7-40 Challenge | Round 4, Day 36


Today is Father’s Day, and Round 4 of the challenge ends today. I’m spending it with my family, which is exactly where it should be spent.

The work will be there tomorrow. The planning for Round 5 starts soon, and I’m genuinely looking forward to it — there’s a lot I want to build. But not today.

Today I get to just be a dad and a husband. Everything I’m working toward is, at the end of the day, in service of the people I’ll be sitting with this afternoon.

Happy Father’s Day.

Ten Thousand

7-40 Challenge | Round 4, Day 35


BiblePictures365 hit 10,000 followers on Instagram today.

On January 1, I had zero. No audience. No following. No track record. Just an idea — one image per chapter, every day for a year reading through the whole Bible— and enough stubbornness to start posting before anyone was watching.

589 posts later, ten thousand people showed up.


I didn’t run ads. I didn’t game an algorithm. I didn’t go viral on purpose — though one post hit 400,000 views and that certainly helped. What I did was post every single day without exception and let the reps do what reps do.

The pictures got better because I made one every day. The engagement grew because the consistency gave people something to come back to. The audience built itself because I kept showing up.


Ten thousand people didn’t show up just because of one great post. They showed up because of 583 unremarkable decisions to do it again.

Less Famous, More Trusted

7-40 Challenge | Round 4, Day 34


Seth Godin dropped nineteen points about marketing in the age of AI. Three of them stopped me cold.


“Stop trying to be famous. The goal is not to get more famous. The goal is to get less famous and more trusted.”

I’ve spent most of this year building things. The volume has been relentless. But the question I keep dodging is whether the people I’m reaching actually trust me, or whether they’re just watching me build.

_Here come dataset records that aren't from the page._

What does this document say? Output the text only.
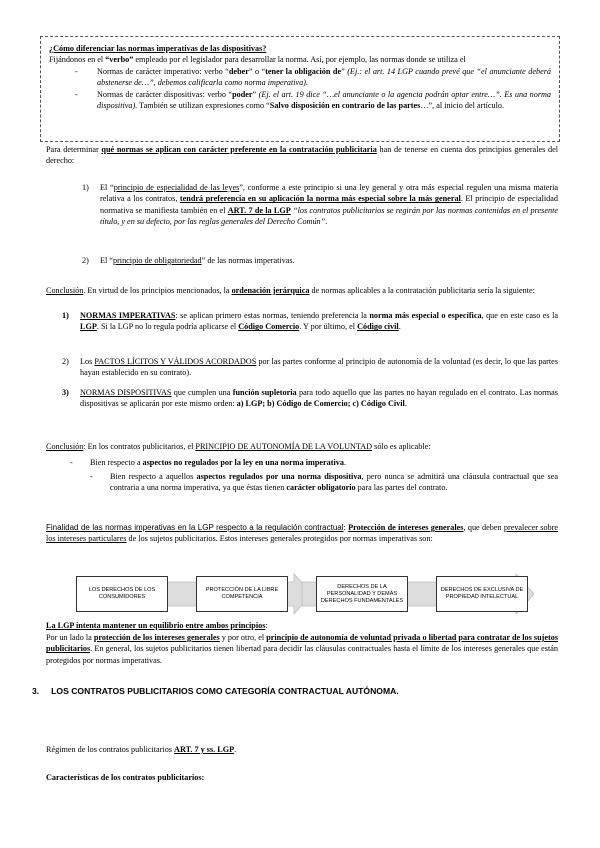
¿Cómo diferenciar las normas imperativas de las dispositivas?

Fijándonos en el “verbo” empleado por el legislador para desarrollar la norma. Así, por ejemplo, las normas donde se utiliza el

- Normas de carácter imperativo: verbo “deber” o “tener la obligación de” (Ej.: el art. 14 LGP cuando prevé que “el anunciante deberá abstenerse de…”, debemos calificarla como norma imperativa).

- Normas de carácter dispositivas: verbo “poder” (Ej. el art. 19 dice “…el anunciante o la agencia podrán optar entre…”. Es una norma dispositiva). También se utilizan expresiones como “Salvo disposición en contrario de las partes…”, al inicio del artículo.

Para determinar qué normas se aplican con carácter preferente en la contratación publicitaria han de tenerse en cuenta dos principios generales del derecho:
1) El “principio de especialidad de las leyes”, conforme a este principio si una ley general y otra más especial regulen una misma materia relativa a los contratos, tendrá preferencia en su aplicación la norma más especial sobre la más general. El principio de especialidad normativa se manifiesta también en el ART. 7 de la LGP “los contratos publicitarios se regirán por las normas contenidas en el presente título, y en su defecto, por las reglas generales del Derecho Común”.
2) El “principio de obligatoriedad” de las normas imperativas.
Conclusión. En virtud de los principios mencionados, la ordenación jerárquica de normas aplicables a la contratación publicitaria sería la siguiente:
1) NORMAS IMPERATIVAS: se aplican primero estas normas, teniendo preferencia la norma más especial o específica, que en este caso es la LGP. Si la LGP no lo regula podría aplicarse el Código Comercio. Y por último, el Código civil.
2) Los PACTOS LÍCITOS Y VÁLIDOS ACORDADOS por las partes conforme al principio de autonomía de la voluntad (es decir, lo que las partes hayan establecido en su contrato).
3) NORMAS DISPOSITIVAS que cumplen una función supletoria para todo aquello que las partes no hayan regulado en el contrato. Las normas dispositivas se aplicarán por este mismo orden: a) LGP; b) Código de Comercio; c) Código Civil.
Conclusión: En los contratos publicitarios, el PRINCIPIO DE AUTONOMÍA DE LA VOLUNTAD sólo es aplicable:
- Bien respecto a aspectos no regulados por la ley en una norma imperativa.
- Bien respecto a aquellos aspectos regulados por una norma dispositiva, pero nunca se admitirá una cláusula contractual que sea contraria a una norma imperativa, ya que éstas tienen carácter obligatorio para las partes del contrato.
Finalidad de las normas imperativas en la LGP respecto a la regulación contractual: Protección de intereses generales, que deben prevalecer sobre los intereses particulares de los sujetos publicitarios. Estos intereses generales protegidos por normas imperativas son:
LOS DERECHOS DE LOS CONSUMIDORES
PROTECCIÓN DE LA LIBRE COMPETENCIA
DERECHOS DE LA PERSONALIDAD Y DEMÁS DERECHOS FUNDAMENTALES
DERECHOS DE EXCLUSIVA DE PROPIEDAD INTELECTUAL
La LGP intenta mantener un equilibrio entre ambos principios:
Por un lado la protección de los intereses generales y por otro, el principio de autonomía de voluntad privada o libertad para contratar de los sujetos publicitarios. En general, los sujetos publicitarios tienen libertad para decidir las cláusulas contractuales hasta el límite de los intereses generales que están protegidos por normas imperativas.
3. LOS CONTRATOS PUBLICITARIOS COMO CATEGORÍA CONTRACTUAL AUTÓNOMA.
Régimen de los contratos publicitarios ART. 7 y ss. LGP.
Características de los contratos publicitarios:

Those are different things. An audience watches. A community trusts. I don’t need more people watching. I need more people who’d notice if I stopped.


“Stop trying to reach everyone. Start trying to deeply serve someone specific.”

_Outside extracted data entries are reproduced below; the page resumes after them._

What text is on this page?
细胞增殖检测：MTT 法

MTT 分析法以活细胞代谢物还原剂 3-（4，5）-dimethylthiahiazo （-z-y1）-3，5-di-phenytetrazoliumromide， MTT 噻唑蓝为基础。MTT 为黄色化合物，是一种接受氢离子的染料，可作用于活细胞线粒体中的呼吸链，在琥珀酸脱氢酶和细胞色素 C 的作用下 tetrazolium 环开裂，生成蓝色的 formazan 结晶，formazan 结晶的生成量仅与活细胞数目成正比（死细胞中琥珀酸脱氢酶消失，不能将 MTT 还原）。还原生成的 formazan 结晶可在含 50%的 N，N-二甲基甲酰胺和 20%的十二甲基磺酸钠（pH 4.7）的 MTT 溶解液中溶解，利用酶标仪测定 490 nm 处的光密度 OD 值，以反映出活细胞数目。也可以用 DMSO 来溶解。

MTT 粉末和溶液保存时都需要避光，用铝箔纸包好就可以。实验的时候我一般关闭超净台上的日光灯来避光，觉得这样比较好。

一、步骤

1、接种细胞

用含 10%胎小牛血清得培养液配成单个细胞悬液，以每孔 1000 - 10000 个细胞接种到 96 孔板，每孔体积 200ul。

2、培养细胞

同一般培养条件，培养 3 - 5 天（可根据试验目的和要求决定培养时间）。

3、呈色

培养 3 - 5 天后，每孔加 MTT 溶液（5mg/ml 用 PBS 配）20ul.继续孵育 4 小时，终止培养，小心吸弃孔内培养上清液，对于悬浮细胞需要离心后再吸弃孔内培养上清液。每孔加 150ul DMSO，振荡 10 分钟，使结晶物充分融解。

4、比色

A few weeks ago I wrote about looking for my Soho people — the small group of readers who’d grab my work and carry it forward. I’ve been thinking about it wrong. I’ve been looking outward for them when some of them are already here, reading this blog, following the Bible pictures, checking in on the challenge. I just haven’t asked them what they need.

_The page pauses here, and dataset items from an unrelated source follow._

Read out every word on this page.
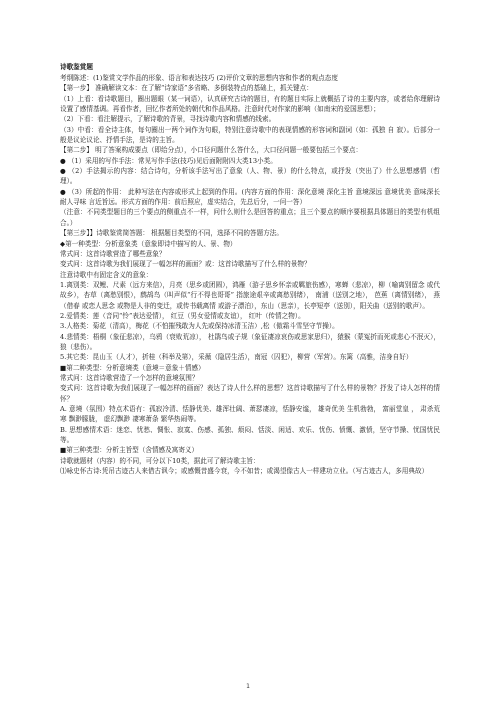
诗歌鉴赏题

考纲陈述：(1)鉴赏文学作品的形象、语言和表达技巧 (2)评价文章的思想内容和作者的观点态度

【第一步】 准确解读文本：在了解“诗家语”多省略、多倒装特点的基础上，抓关键点：

（1）上看：看诗歌题目，圈出题眼（某一词语），认真研究古诗的题目，有的题目实际上就概括了诗的主要内容，或者给你理解诗设置了感情基调。再看作者，回忆作者所处的朝代和作品风格。注意时代对作家的影响（如南宋的爱国思想）；

（2）下看：看注解提示，了解诗歌的背景，寻找诗歌内容和情感的线索。

（3）中看：看全诗主体，每句圈出一两个词作为句眼，特别注意诗歌中的表现情感的形容词和副词（如：孤独 自 寂）。后部分一般是议论议论、抒情手法，是诗的主旨。

【第二步】 明了答案构成要点（即给分点），小口径问题什么答什么，大口径问题一般要包括三个要点：

● （1）采用的写作手法：常见写作手法(技巧)见后面附附四大类13小类。

● （2）手法揭示的内容：结合诗句，分析该手法写出了意象（人、物、景）的什么特点，或抒发（突出了）什么思想感情（哲理）。

● （3）所起的作用： 此种写法在内容或形式上起到的作用。(内容方面的作用：深化意境 深化主旨 意境深远 意境优美 意味深长 耐人寻味 言近旨远。形式方面的作用：前后照应，虚实结合，先总后分，一问一答）

（注意：不同类型题目的三个要点的侧重点不一样，问什么则什么是回答的重点；且三个要点的顺序要根据具体题目的类型有机组合。）

【第三步】】诗歌鉴赏简答题： 根据题目类型的不同，选择不同的答题方法。

◆第一种类型：分析意象类（意象即诗中描写的人、景、物）

常式问：这首诗歌营造了哪些意象？

变式问：这首诗歌为我们展现了一幅怎样的画面？或：这首诗歌描写了什么样的景物？

注意诗歌中有固定含义的意象：

1.离别类：双鲤、尺素（远方来信），月亮（思乡或团圆），鸿雁（游子思乡怀亲或羁旅伤感），寒蝉（悲凉），柳（喻离别留念 或代故乡），杏草（离愁别恨），鹧鸪鸟（叫声似“行不得也哥哥” 指旅途艰辛或离愁别绪）， 南浦（送别之地）， 芭蕉（离情别绪）， 燕（借春 或恋人思念 或物是人非的变迁，或传书载离情 或游子漂泊），东山（思亲），长亭短亭（送别），阳关曲（送别的歌声）。

2.爱情类：莲（音同“怜”表达爱情）， 红豆（男女爱情或友谊）， 红叶（传情之物）。

3.人格类：菊花（清高），梅花（不怕摧残敢为人先或保持冰清玉洁）,松（傲霜斗雪坚守节操）。

4.悲情类：梧桐（象征悲凉），乌鸦（衰败荒凉）， 杜鹃鸟或子规（象征凄凉哀伤或思家思归），猿猴（蒙冤折而死或悲心不泯灭）， 狼（悲伤）。

5.其它类：昆山玉（人才），折桂（科举及第），采薇（隐居生活），南冠（囚犯），柳营（军营）。东篱（高雅，洁身自好）

■第二种类型：分析意境类（意境＝意象＋情感）

常式问：这首诗歌营造了一个怎样的意境氛围？

变式问：这首诗歌为我们展现了一幅怎样的画面？表达了诗人什么样的思想？这首诗歌描写了什么样的景物？抒发了诗人怎样的情怀？

A. 意境（氛围）特点术语有：孤寂冷清、恬静优美、雄浑壮阔、萧瑟凄凉，恬静安谧， 雄奇优美 生机勃勃， 富丽堂皇 ， 肃杀荒寒 飘渺朦胧， 虚幻飘渺 凄寒萧条 繁华热闹等。

B. 思想感情术语：迷恋、忧愁、惆怅、寂寞、伤感、孤独、烦闷、恬淡、闲适、欢乐、忧伤、愤慨、激愤，坚守节操、忧国忧民等。

■第三种类型：分析主旨型（含情感及寓寄义）

诗歌就题材（内容）的不同，可分以下10类，据此可了解诗歌主旨：

⑴咏史怀古诗:凭吊古迹古人来借古讽今；或感慨昔盛今衰，今不如昔；或渴望像古人一样建功立业。（写古迹古人，多用典故）

1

Serving someone specific means knowing them well enough to build something they’d miss. Not something they’d scroll past — something they’d miss.


“How do I become the kind of business that people would genuinely miss if it disappeared tomorrow? That answer is your entire marketing strategy.”

That’s the only question that matters. Not how do I get more attention. Not how do I go viral. Not how do I crack the algorithm. Would anyone miss this if it were gone?

I don’t know the answer yet. But I know it lives deeper with the people who are already here — not louder toward the ones who aren’t.